Going Deep With Murphy Oil CEO Roger Jenkins

by Roby Brock ([email protected]) 753 views 

Roger Jenkins is the first deepwater drilling expert to lead Murphy Oil Corp. as he took the CEO helm at the end of the Murphy USA spin-off period.

Jenkins, a diehard LSU fan, is as passionate about work as he is about his Bayou Bengals. The 53-year old Franklin Tongue, La. native succeeded Steve Cossé, who joined Murphy Oil in 1991 as general counsel.

“I’m not a workaholic, but I’m a worry-a-holic,” says Jenkins, who describes his leadership style as hands-on and keeping constant contact with managers. “I worry about things about work all the time. Work is my life, really. I’m not one to hang back in my room and read things. I like to go see the people who are doing the work and gain insight from them.”

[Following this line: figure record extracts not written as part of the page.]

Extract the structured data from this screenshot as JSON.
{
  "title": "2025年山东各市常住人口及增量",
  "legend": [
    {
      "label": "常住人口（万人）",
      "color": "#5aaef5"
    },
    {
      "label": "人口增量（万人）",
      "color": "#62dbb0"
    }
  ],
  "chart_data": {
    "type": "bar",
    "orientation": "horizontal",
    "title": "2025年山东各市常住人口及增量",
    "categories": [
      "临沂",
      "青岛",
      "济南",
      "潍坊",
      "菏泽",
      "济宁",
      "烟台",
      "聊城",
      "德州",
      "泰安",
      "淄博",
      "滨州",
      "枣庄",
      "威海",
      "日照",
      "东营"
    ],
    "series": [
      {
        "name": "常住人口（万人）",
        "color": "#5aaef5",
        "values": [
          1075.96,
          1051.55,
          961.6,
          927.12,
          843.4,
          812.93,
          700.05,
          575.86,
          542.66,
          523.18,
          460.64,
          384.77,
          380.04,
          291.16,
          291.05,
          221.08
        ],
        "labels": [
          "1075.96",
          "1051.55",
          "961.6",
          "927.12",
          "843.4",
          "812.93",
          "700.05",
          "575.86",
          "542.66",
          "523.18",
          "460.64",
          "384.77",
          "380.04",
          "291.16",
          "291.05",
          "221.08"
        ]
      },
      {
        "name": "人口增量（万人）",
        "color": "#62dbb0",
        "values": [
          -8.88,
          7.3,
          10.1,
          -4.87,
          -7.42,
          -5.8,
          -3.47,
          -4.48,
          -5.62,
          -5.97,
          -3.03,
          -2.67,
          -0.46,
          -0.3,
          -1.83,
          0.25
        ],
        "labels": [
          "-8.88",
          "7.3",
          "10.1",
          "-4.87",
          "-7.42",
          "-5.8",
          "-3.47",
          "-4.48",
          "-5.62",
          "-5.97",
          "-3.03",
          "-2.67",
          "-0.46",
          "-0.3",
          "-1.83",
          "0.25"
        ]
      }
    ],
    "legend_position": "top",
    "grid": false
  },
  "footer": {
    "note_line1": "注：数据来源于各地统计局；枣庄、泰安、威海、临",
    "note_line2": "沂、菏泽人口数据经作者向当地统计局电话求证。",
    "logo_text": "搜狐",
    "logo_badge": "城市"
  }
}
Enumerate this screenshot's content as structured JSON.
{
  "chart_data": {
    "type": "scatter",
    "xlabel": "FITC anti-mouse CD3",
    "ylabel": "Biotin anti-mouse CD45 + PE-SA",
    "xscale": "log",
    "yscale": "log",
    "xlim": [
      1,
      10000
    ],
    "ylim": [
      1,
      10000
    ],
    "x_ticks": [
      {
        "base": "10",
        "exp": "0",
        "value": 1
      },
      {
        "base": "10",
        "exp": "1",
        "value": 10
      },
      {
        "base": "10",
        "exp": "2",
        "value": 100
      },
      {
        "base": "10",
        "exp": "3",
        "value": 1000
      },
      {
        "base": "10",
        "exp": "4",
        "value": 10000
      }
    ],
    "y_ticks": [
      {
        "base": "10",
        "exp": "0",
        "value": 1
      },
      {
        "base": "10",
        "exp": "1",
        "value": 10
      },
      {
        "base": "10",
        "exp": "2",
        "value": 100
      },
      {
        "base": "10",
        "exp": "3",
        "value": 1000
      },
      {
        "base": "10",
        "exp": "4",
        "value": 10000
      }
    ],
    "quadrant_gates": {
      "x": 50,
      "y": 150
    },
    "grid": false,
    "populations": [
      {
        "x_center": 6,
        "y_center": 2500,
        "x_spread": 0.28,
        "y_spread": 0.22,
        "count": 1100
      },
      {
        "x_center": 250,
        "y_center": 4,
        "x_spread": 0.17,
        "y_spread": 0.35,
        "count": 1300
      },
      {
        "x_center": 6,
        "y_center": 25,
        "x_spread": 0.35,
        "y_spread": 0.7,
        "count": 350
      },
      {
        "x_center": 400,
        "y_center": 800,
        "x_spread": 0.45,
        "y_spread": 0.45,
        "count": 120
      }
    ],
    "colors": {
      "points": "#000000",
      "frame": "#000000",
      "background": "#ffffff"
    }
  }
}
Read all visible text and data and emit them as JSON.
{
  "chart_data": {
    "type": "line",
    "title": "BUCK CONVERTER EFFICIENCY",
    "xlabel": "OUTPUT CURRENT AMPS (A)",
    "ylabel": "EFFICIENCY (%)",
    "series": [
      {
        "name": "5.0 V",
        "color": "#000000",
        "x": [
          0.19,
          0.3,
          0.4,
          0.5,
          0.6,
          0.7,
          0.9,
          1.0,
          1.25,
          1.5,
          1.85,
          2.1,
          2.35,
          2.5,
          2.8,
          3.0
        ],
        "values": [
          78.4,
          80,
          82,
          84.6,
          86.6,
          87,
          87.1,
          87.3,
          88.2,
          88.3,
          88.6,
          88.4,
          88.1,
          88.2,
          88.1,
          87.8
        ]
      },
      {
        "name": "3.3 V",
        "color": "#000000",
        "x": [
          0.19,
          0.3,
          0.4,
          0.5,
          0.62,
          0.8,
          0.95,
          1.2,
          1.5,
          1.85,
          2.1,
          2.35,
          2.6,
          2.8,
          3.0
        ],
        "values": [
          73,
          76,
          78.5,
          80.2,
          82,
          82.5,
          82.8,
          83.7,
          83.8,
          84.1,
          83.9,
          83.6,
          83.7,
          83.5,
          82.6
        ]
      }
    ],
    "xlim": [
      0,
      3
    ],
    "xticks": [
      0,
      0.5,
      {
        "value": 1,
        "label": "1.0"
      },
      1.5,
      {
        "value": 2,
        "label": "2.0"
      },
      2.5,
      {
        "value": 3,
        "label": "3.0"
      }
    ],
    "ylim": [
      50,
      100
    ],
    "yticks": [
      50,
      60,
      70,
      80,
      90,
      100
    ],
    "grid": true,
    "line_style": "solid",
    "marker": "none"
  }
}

Married with two children, Jenkins isn’t much into hunting and fishing, but he does play golf. And, as an avid LSU tailgater, Jenkins shares one thing in common with nearly every Arkansas Razorback fan.

“My hatred is really all about Alabama,” he jokes about his SEC football passion.

He travels to most LSU football games – home and away – throughout the fall.

FIRST HOOKED
His father was the comptroller of a large company and Jenkins says that as young man he recognized the benefits and job security that could come with a corporate job. The oil industry was popular in the Louisiana Gulf and while in college, he went on a drilling rig and got hooked on the industry.

He received a degree in petroleum engineering from LSU and started a deepwater drilling career that included stints with Texaco and eventually Chevron/Texaco when the two companies merged.

That merger led Jenkins to Murphy Oil. He headed up the El Dorado firm’s Malaysian Kikeh operations for six years during a crucial – and successful – venture in that region’s oil and gas fields.

“Malaysia speaks to what Murphy’s all about. We’re an exploration driven company. We seek places that are under-explored with big potential,” Jenkins said, noting that the company has historically taken a lot of risks that have paid off. “It’s one of the reasons I wanted to come to Murphy and its one of the reasons we’re able to attract people today.”

PURE-PLAY
With the spin-off in effect, Murphy Oil will become the pure-play exploration company that many of its bigger rivals have also transitioned to.

“It will allow us to be in a peer group where we will have a very large exploration portfolio for our size. Today, people are being rewarded by focusing in on one thing,” Jenkins said. “The idea of an integrated oil company is not being viewed upon as favorably by the investment world.”

For years, the oil and gas industry have been transitioning as traditional fields and plays have shrunk. New technology, such as shale drilling, is redefining the market and creating new sources of output crucial to the world’s energy supply.

Jenkins and leaders of companies like his are modern-day explorers looking for a different type of treasure than gold doubloons at the bottom of the sea.

“We continue to find oil over the world,” he says. “There is still continued exploration success among almost all margins, such as Brazil, West Africa, Gulf of Mexico and Australia… The main thing for us is we’ll remain an explorer.”